Netflix

Women at War Netflix Review

The series – its French title is Les Combattantes – was filmed in the photogenic Vosges mountains of eastern France and is set around the town of Saint-Paulin (also the name of a semi-soft French cheese, coincidentally) which finds itself perilously close to the front lines as Germans invade.

Fans of the best French cop show Spiral will be pleased to see red-haired Audrey Fleurot as Marguerite de Lancastel, a prostitute from Paris who now shows up nearby and seems overly interested in the whereabouts of the French troops. She is joined by Julie de Bona as Agnès, a superior of the local convent, and Camille Lou as Suzanne Faure (picture below), a registered nurse who illegally performs abortions, and Sofia Essaïdi as Caroline Dewitt, who married into Dewitt’s truck factory. Essaïdi also recently starred in the hilariously violent crime thriller overdose (on Amazon Prime).

The show contains elements of romance, mystery, melodrama and even soap opera, but the looming threat of war acts like a blowtorch, bringing the emotional temperature to boiling point and pushing the characters to greater and greater extremes. Trouble brews in the Dewitt household when Caroline’s brother-in-law Charles (Grégoire Colin) tries to strike a lucrative deal with the government to manufacture grenades instead of trucks, but Caroline trumps him by selling General Duvernet (Tchéky Karyo, of Baptiste fame) that they can do a lot more good by converting their trucks into ambulances. In a major #MeToo push, the women from the local brothel step up to serve as ambulance drivers. However, all of this drives an embittered Charles to seek terrible revenge, not least because it could mean being drafted into the military.

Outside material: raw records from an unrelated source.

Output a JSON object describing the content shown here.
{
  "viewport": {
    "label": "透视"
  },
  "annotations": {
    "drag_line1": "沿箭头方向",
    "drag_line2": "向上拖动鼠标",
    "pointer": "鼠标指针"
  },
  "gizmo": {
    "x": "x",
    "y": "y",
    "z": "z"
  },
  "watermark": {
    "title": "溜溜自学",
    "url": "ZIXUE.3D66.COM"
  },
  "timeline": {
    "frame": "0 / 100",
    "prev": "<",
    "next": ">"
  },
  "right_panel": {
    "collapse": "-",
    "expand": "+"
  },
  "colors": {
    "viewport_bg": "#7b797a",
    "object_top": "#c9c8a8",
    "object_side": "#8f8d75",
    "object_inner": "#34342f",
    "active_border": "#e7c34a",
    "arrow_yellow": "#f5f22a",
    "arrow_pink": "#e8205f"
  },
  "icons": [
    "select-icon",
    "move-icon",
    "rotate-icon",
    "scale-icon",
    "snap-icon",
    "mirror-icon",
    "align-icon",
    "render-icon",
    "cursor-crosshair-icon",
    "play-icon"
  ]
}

Meanwhile, Marguerite pursues her mission to spy on the French soldiers, but the suspicion that she is an agent of the Germans turns out to be unfounded. In fact, she’s trying to rescue her long-lost son Colin (Maxence Danet-Fauvel, pictured below), the only thing of value left from their disastrous past. Colin – is that really a French name? – is a graduate of the prestigious Saint-Cyr military academy, but that doesn’t mean he’s incapable of drawing disastrously wrong conclusions about Marguerite.

Marguerite may not be a spy, but there is at least one other character who is, luring the French military into a diabolical trap by giving them false information about what the Germans are up to. women at war delivers some hectic and fairly graphic combat sequences and some ghastly scenes in the field hospital, although the tactical mind of the French often seems absurdly absent.

In an attack on a German chlorine gas depot, for example, no one would take gas masks with them, although fussy pedants might be inclined to point out that gas was not used until 1915. As for the French troops’ bone-headed technique of advancing up a path through the woods in a heap makes them easy prey for German machine guns. Also, the show creates the odd feeling that the entire war is being fought within a short truck ride from Saint-Paulin, where everyone goes out, has a quick fight, and then comes back.

Amidst all this there is plenty of room for a tragic story about an abusive priest who preys on a naïve young nun at the convent. This impales Mother Agnès in the horns of a brutal dilemma, as she herself has not quite kept her vows of poverty, chastity and obedience.

It’s not exact war and peaceeven if it can be a little Les Miserablesbut women at war is a comfortably bingeable watch and has stiffened her tendons with all-round strong performances from her superb female cast. The men, it must be said in fairness, pale in comparison.